The solution would be for shareholders to seek an injunction from a federal court once the year has past. This could be done pro se.



Ha, ha, ha, ha, ha! People kill me. What is your claim? Individuals can't sue to enforce civil or criminal statutes or to force a government agency to prosecute a case. See e.g. Inmates of Attica Correctional Facility v Rockefeller, 477 F.2d 375 (1973). You can't point to any actual damages, so you have no tort claim. There is no contract between you and NWBO that you can claim was breached. You can file a Shareholder Derivative suit that will go exactly as well as the pointless ones filed in the past. It will probably take about a year or two for the judge to get around to dismissing it pursuant to the defendant's 12(b)(5) motion for failure to state a claim.

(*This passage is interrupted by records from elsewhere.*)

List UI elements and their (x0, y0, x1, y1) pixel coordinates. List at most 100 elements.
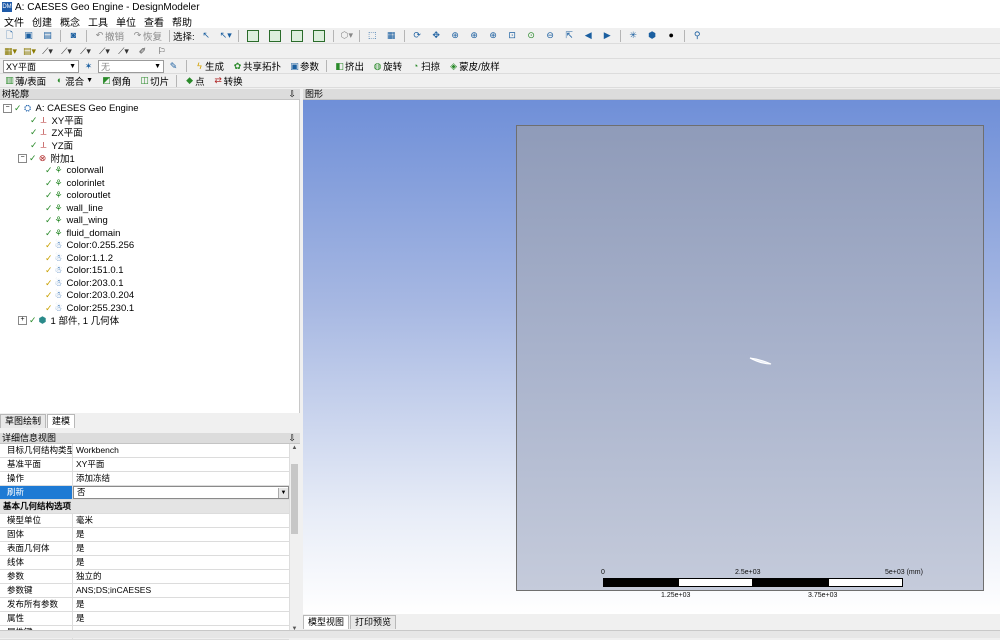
tab-sketching[interactable]: 草图绘制 (0, 414, 47, 428)
plane-select[interactable]: XY平面 ▼ (3, 59, 79, 73)
details-row[interactable]: 目标几何结构类型 Workbench (0, 444, 289, 458)
collapse-icon[interactable]: − (18, 153, 27, 163)
tree-item-color[interactable]: ✓ ☃ Color:1.1.2 (45, 252, 113, 264)
zoom-in-button[interactable]: ⊕ (485, 28, 502, 43)
pin-icon[interactable]: ⇩ (288, 433, 296, 444)
next-view-button[interactable]: ▶ (599, 28, 616, 43)
new-sketch-button[interactable]: ✎ (165, 59, 182, 74)
menu-file[interactable]: 文件 (0, 14, 28, 29)
previous-view-button[interactable]: ◀ (580, 28, 597, 43)
tree-item-named-selection[interactable]: ✓ ⚘ wall_wing (45, 214, 108, 226)
filter-bodies-button[interactable] (309, 28, 329, 43)
skin-loft-button[interactable]: ◈ 蒙皮/放样 (445, 59, 503, 74)
filter-edges-button[interactable] (265, 28, 285, 43)
flag-button[interactable]: ⚐ (153, 44, 170, 59)
blend-button[interactable]: ◐ 混合 ▼ (51, 73, 96, 88)
zoom-box-button[interactable]: ⊕ (466, 28, 483, 43)
magnifier-button[interactable]: ⊙ (523, 28, 540, 43)
details-row[interactable]: 参数键 ANS;DS;inCAESES (0, 584, 289, 598)
details-row[interactable]: 操作 添加冻结 (0, 472, 289, 486)
filter-points-button[interactable] (243, 28, 263, 43)
line-tool-5-button[interactable]: ⟋▾ (115, 44, 132, 59)
triad-button[interactable]: ✳ (625, 28, 642, 43)
select-mode-button[interactable]: ↖ (198, 28, 215, 43)
chevron-down-icon[interactable]: ▼ (278, 487, 288, 498)
details-row[interactable]: 表面几何体是 (0, 542, 289, 556)
tree-item-color[interactable]: ✓ ☃ Color:151.0.1 (45, 264, 124, 276)
tree-item-yz-plane[interactable]: ✓ ⟂ YZ面 (30, 139, 73, 153)
tree-item-color[interactable]: ✓ ☃ Color:203.0.204 (45, 289, 134, 301)
point-display-button[interactable]: ● (663, 28, 680, 43)
new-file-button[interactable]: 🗋 (1, 28, 18, 43)
menu-units[interactable]: 单位 (112, 14, 140, 29)
filter-faces-button[interactable] (287, 28, 307, 43)
tree-item-attach[interactable]: − ✓ ⊗ 附加1 (18, 152, 75, 165)
thin-surface-button[interactable]: ▥ 薄/表面 (1, 73, 49, 88)
tab-modeling[interactable]: 建模 (47, 414, 76, 428)
export-button[interactable]: ▤ (39, 28, 56, 43)
refresh-select[interactable]: 否 ▼ (73, 486, 289, 499)
extrude-button[interactable]: ◧ 挤出 (331, 59, 367, 74)
details-scrollbar[interactable]: ▲ ▼ (289, 444, 299, 634)
pan-button[interactable]: ✥ (428, 28, 445, 43)
menu-view[interactable]: 查看 (140, 14, 168, 29)
line-tool-3-button[interactable]: ⟋▾ (77, 44, 94, 59)
parameters-button[interactable]: ▣ 参数 (286, 59, 322, 74)
display-model-button[interactable]: ▤▾ (20, 44, 37, 59)
slice-button[interactable]: ◫ 切片 (136, 73, 172, 88)
screenshot-button[interactable]: ◙ (65, 28, 82, 43)
details-row[interactable]: 基准平面 XY平面 (0, 458, 289, 472)
tab-print-preview[interactable]: 打印预览 (350, 615, 397, 629)
select-filter-button[interactable]: ↖▾ (217, 28, 234, 43)
scrollbar-thumb[interactable] (291, 464, 298, 534)
zoom-button[interactable]: ⊕ (447, 28, 464, 43)
box-select-button[interactable]: ⬚ (364, 28, 381, 43)
chamfer-button[interactable]: ◩ 倒角 (98, 73, 134, 88)
graphics-viewport[interactable]: 0 2.5e+03 5e+03 (mm) 1.25e+03 3.75e+03 (303, 100, 1000, 614)
menu-concept[interactable]: 概念 (56, 14, 84, 29)
save-button[interactable]: ▣ (20, 28, 37, 43)
airfoil-geometry[interactable] (303, 100, 1000, 614)
tree-item-color[interactable]: ✓ ☃ Color:203.0.1 (45, 277, 124, 289)
menu-create[interactable]: 创建 (28, 14, 56, 29)
rotate-button[interactable]: ⟳ (409, 28, 426, 43)
sketch-select[interactable]: 无 ▼ (98, 59, 164, 73)
zoom-fit-button[interactable]: ⊡ (504, 28, 521, 43)
details-row[interactable]: 固体是 (0, 528, 289, 542)
expand-icon[interactable]: + (18, 315, 27, 325)
tree-item-zx-plane[interactable]: ✓ ⟂ ZX平面 (30, 126, 83, 140)
tab-model-view[interactable]: 模型视图 (303, 615, 350, 629)
zoom-out-button[interactable]: ⊖ (542, 28, 559, 43)
new-plane-button[interactable]: ✶ (80, 59, 97, 74)
sweep-button[interactable]: ◔ 扫掠 (407, 59, 443, 74)
help-pointer-button[interactable]: ⚲ (689, 28, 706, 43)
select-all-button[interactable]: ▦ (383, 28, 400, 43)
line-tool-4-button[interactable]: ⟋▾ (96, 44, 113, 59)
menu-tools[interactable]: 工具 (84, 14, 112, 29)
details-row[interactable]: 属性是 (0, 612, 289, 626)
details-row[interactable]: 模型单位 毫米 (0, 514, 289, 528)
iso-view-button[interactable]: ⇱ (561, 28, 578, 43)
tree-item-named-selection[interactable]: ✓ ⚘ coloroutlet (45, 189, 110, 201)
details-row-selected[interactable]: 刷新 否 ▼ (0, 486, 289, 500)
details-group-header[interactable]: 基本几何结构选项 (0, 500, 289, 514)
pin-button[interactable]: ✐ (134, 44, 151, 59)
undo-button[interactable]: ↶ 撤销 (91, 28, 127, 43)
collapse-icon[interactable]: − (3, 103, 12, 113)
tree-item-named-selection[interactable]: ✓ ⚘ colorwall (45, 164, 104, 176)
tree-item-color[interactable]: ✓ ☃ Color:0.255.256 (45, 239, 134, 251)
display-plane-button[interactable]: ▦▾ (1, 44, 18, 59)
generate-button[interactable]: ϟ 生成 (191, 59, 227, 74)
tree-item-parts[interactable]: + ✓ ⬢ 1 部件, 1 几何体 (18, 314, 119, 327)
details-row[interactable]: 线体是 (0, 556, 289, 570)
redo-button[interactable]: ↷ 恢复 (129, 28, 165, 43)
line-tool-2-button[interactable]: ⟋▾ (58, 44, 75, 59)
details-row[interactable]: 发布所有参数是 (0, 598, 289, 612)
pin-icon[interactable]: ⇩ (288, 89, 296, 100)
point-button[interactable]: ◆ 点 (181, 73, 208, 88)
convert-button[interactable]: ⇄ 转换 (210, 73, 246, 88)
tree-item-named-selection[interactable]: ✓ ⚘ wall_line (45, 202, 103, 214)
scroll-up-icon[interactable]: ▲ (290, 444, 299, 453)
share-topology-button[interactable]: ✿ 共享拓扑 (229, 59, 284, 74)
details-row[interactable]: 参数 独立的 (0, 570, 289, 584)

At the very least the regulator would have to respond to the filing and at best they might make inquiries with NWBO and perhaps start a clock on how long NWBO can drag this out.

- Nope

A lot of laws do not get enforced unless an impacted party raises the issue. This is true in both civil and criminal matters.

- Nope

ATLnsider

09/02/21 10:23 AM

#399528 RE: HappyLibrarian #399512

That sounds a lot like the Neil Woodford strategy of “let me shoot myself in the foot and then see how that works out as an investment strategy”.

No true long NWBO shareholder, who is truly interested in helping to support new treatment options for terminal cancer patients, and earning a significant return on their investment, would employ such a strategy that would hurt everyone involved, including shareholders.